MEMBERS of a religious cult who starved a toddler to death because he refused to say “amen” during a mealtime prayer face jail sentences of up to 60 years each.
Cult leader Queen Antoinette, founder of 1 Mind Ministries, was convicted yesterday in Baltimore of the second degree murder of Javon Thompson, aged about 16 months, along with two of her followers – daughter Trevia Williams and Marcus A Cobbs.
Jurors also convicted the three of child abuse resulting in death. The defendants each face up to 60 years in prison when they are sentenced May 18.
Antoinette, 41, Williams, 22, and Cobbs, 23, represented themselves at the trial. They did not testify or call any witnesses. Antoinette introduced a single piece of evidence: a copy of a handwritten application for non-profit status for her outfit. In that document, she described herself:
As a chosen daughter of the most high God and a queen of Jesus Christ.
In their closing arguments, Antoinette and Cobbs accused prosecutors and the media of conspiring to condemn them. Said Antoinette:
We’ve been like pariahs. These people want to blame someone for this child’s death, so they’ve chosen us.
Witnesses said Antoinette claimed to speak to God and ran a tightly controlled household. Among the rules were that the group dressed in only white, blue and khaki and they left the house only in pairs. They destroyed identification documents, cut off contact with relatives and were encouraged to smoke marijuana, which Antoinette called “God’s weed.”
Javon died in either December 2006 or January 2007. His mother, Ria Ramkissoon, testified that no one in the eight-person household did anything to prevent Javon from wasting away. His heart stopped beating after a week or more without food, his mother said.
After Javon died, Antoinette told her followers to pray for his resurrection and ordered Ramkissoon to “nurture him back to life,” according to witnesses.
Ramkissoon said she stayed with Javon’s body for weeks, talking to him, dancing for him, even trying to give him water. Ultimately, according to testimony, the group members stashed Javon’s body in a suitcase and relocated to Philadelphia, where they stayed briefly with an elderly man. The suitcase was stored in a shed behind the man’s home for more than a year.
Ramkissoon, 23, pleaded guilty last year to child abuse resulting in death. Her plea deal included an extraordinary provision: If Javon comes back to life, the conviction will be thrown out. Prosecutors said only a “Jesus-like resurrection” would suffice.

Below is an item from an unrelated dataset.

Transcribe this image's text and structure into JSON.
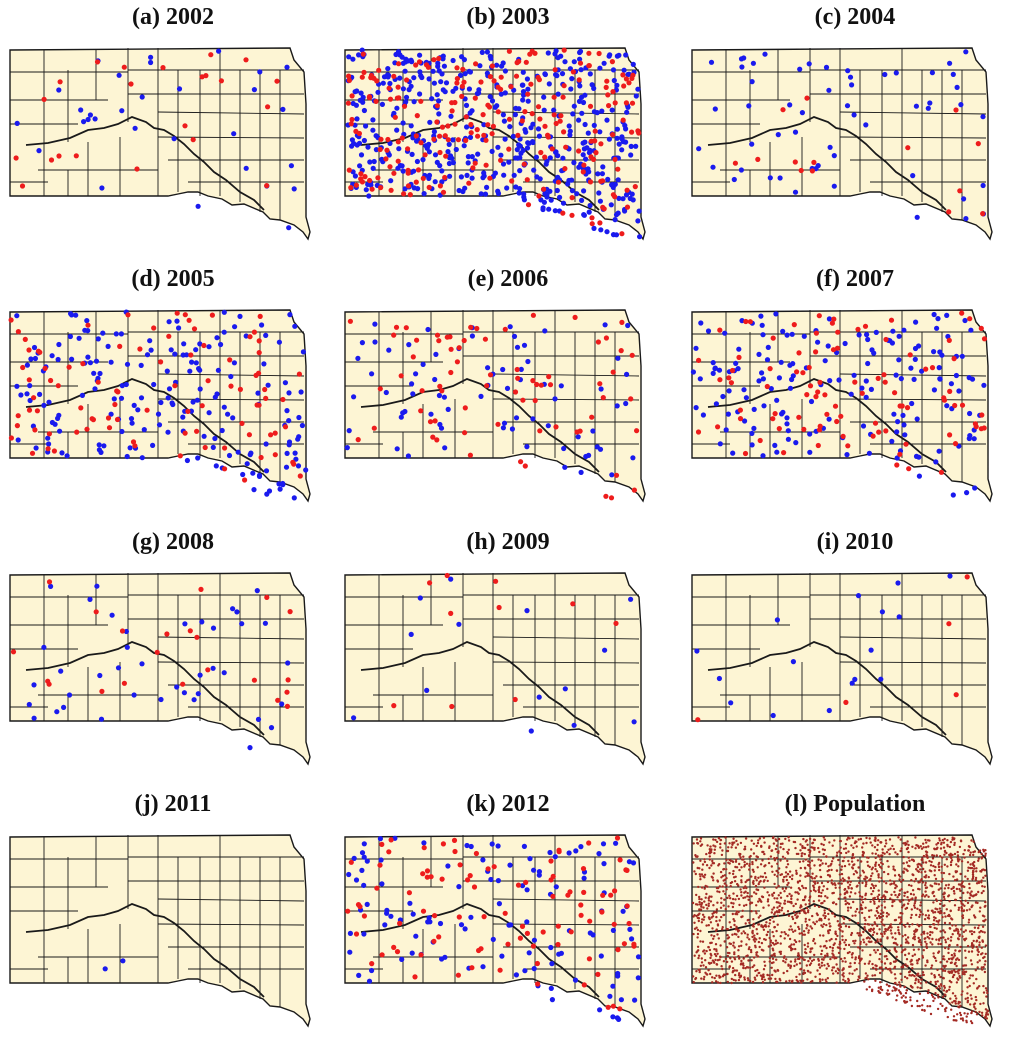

Ramkissoon will soon be released from jail and placed in a residential treatment programme, prosecutors said.
“She’s a very convincing manipulator,” said Tiffany Smith, who lived with Antoinette before Javon died and testified that she was forced to give birth without medical care.
Even Antoinette’s name, she said, was given to her by God. Although she was arrested and charged under the name Queen Antoinette, prosecutors said her real name is Toni Sloan.
Williams was referred to as “Princess Trevia,” and Cobbs was “Prince Marcus.” Ramkissoon was known as “Princess Marie.”
Ramkissoon’s attorney, Steven D Silverman, said he was relieved with the verdict.
I was fearful that the jury might consider her [Ramkissoon] the most culpable, since she is the custodian of the child. But fortunately, they were able to see clearly that the Queen was in control of the situation.